GLEN ALLEN, Va. (WAVY) — When you pay for a home warranty and need a contractor to come out and do some work, you wouldn’t expect the warranty company to send out a convicted felon.

But that’s what happened with Select Home Warranty when they dispatched Amanda Deese to local homes, and the customers had no idea who they were dealing with.

Long before her current murder-for-hire charges, Deese was a convicted felon for a financial crime, but that fact proved elusive to Select Home Warranty when it listed Deese on its roster of providers — as elusive as the company itself.

Select has an address listed with the State Corporation Commission on Sadler Road in Glen Allen. It’s an address, but it’s not a real address.

Scan the building directory and you won’t see Select Home Warranty. The company’s supposed suite number upstairs does have a receptionist, and she told us she forwards Select’s mail, but it has no physical presence.

Here’s the question we wanted to ask — and already have by phone and email — although it’s fallen on deaf ears.

“How could Select Home Warranty send out a contractor who was a convicted felon to someone’s home?”

Select’s customer service center told 10 On Your Side that someone named “Raymond White” would respond. That was two months ago.

The convicted felon whom Select Home Warranty saw fit to put on a roster of trusted contractors came to the home of Robert and Kelly Rogers in Chesapeake. They paid her $6,500 to remodel their bathroom.

Deese left the job mostly unfinished, and the couple was later awarded a judgement for money they highly doubt they will ever see.

They say Select’s background checks are somewhere between inadequate and non-existent.

“Either they didn’t do anything, or they don’t care,” Robert Rogers said. “Neither answer’s acceptable.”

Select also sent Deese to the home of Donald and Faith Sullivan. Lucky for them they paid her only the initial $75 show-up fee, and she never showed up again.

“As far as Select Group, I don’t think that they are very thorough in vetting their contractors,” Donald Sullivan said.

“There are other warranty companies out there who won’t send fraudulent murder-for-hire people to your home,” Robert Rogers said. “Choose one of them, any one of them.”
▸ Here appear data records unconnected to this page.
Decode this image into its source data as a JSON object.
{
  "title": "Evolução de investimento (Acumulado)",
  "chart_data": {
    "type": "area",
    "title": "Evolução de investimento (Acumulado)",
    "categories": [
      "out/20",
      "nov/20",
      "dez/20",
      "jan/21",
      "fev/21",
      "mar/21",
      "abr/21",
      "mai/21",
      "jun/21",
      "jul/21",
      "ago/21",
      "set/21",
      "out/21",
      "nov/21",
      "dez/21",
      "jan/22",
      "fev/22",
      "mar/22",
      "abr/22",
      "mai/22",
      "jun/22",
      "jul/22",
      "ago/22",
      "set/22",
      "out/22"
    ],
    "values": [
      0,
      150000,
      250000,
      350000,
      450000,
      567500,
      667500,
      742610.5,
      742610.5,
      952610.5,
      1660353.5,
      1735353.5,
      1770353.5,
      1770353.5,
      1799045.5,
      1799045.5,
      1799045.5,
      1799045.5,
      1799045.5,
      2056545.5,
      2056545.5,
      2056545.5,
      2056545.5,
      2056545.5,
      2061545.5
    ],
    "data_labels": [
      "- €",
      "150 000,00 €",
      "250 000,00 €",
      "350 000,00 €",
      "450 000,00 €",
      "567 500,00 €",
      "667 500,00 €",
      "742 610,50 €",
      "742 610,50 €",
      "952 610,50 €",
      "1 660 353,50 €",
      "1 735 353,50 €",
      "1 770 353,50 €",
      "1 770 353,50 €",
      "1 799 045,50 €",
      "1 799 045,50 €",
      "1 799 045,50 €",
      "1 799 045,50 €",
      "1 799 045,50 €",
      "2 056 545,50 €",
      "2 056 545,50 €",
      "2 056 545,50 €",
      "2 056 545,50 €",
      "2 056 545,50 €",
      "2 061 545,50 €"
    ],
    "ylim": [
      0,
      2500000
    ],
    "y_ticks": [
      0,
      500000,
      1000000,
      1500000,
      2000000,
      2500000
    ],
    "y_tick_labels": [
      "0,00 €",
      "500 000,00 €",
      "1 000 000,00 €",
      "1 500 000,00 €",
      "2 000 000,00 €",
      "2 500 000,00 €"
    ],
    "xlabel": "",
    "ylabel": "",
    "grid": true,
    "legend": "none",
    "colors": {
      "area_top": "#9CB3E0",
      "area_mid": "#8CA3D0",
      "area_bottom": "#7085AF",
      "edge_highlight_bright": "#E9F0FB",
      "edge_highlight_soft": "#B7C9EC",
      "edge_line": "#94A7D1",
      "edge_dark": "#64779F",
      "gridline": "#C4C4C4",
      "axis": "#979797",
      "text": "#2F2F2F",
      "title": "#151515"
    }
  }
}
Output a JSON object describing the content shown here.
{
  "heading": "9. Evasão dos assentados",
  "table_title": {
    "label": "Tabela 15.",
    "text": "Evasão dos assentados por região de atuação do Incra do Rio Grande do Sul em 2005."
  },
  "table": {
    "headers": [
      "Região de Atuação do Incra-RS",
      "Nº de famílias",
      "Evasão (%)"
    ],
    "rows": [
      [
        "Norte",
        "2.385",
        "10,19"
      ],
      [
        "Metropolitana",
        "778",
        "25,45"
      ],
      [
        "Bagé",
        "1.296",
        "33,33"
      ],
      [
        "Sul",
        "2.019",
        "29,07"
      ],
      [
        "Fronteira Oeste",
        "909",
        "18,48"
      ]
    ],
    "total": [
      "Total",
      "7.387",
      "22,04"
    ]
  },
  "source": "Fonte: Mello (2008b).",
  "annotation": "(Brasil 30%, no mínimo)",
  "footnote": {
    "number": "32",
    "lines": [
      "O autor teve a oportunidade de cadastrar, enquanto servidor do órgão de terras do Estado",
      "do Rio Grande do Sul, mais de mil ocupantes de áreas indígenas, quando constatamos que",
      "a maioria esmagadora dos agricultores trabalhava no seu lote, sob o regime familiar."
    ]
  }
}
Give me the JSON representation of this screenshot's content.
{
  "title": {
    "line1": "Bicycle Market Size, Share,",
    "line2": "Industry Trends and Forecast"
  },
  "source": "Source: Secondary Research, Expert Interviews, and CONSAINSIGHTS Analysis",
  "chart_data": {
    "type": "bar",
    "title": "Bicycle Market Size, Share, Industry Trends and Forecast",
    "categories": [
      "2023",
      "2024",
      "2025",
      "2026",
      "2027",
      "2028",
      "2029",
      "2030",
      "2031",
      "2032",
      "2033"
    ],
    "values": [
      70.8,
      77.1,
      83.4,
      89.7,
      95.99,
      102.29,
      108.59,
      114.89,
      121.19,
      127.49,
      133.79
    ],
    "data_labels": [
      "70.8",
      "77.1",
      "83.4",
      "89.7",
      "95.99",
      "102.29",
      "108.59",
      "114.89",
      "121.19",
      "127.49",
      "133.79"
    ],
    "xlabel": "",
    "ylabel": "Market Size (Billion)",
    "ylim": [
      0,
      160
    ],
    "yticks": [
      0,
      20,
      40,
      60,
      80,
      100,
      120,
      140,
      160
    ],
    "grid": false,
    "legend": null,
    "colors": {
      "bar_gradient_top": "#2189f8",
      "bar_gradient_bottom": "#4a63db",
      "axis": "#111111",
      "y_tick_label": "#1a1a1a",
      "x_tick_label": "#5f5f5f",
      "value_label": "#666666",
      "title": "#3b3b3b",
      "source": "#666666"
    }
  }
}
Deese’s sister lives next door to Darrell Higgins in Ocean View. Deese told Higgins she needed a place to stay and she ended up living in his garage. Deese was in Higgins’ Ford pickup in late January outside the Chesapeake jail — in the console, a loaded gun.

According to authorities, Deese was there to pick up an inmate, who would be the trigger man to eliminate a witness against Brian Askew, who is charged with malicious wounding after police say he shot a woman two years ago.

Meanwhile, Higgins claims that Deese stole thousands of dollars from him.

“Oh my God, she could talk you out of your underwear,” he said.

But more than a decade earlier, Deese was convicted in federal court of embezzlement. Court documents show that she stole more than $200,000 from a previous employer, claiming that the money was for legitimate expenses. That felony conviction in federal court dates back to 2012.

Currently, she’s facing two charges in Chesapeake, conspiracy to commit murder for the alleged plot to kill a witness, and possession of a gun by a convicted felon — the gun found in the pickup as she waited outside the jail.

Her next court date is coming up in May.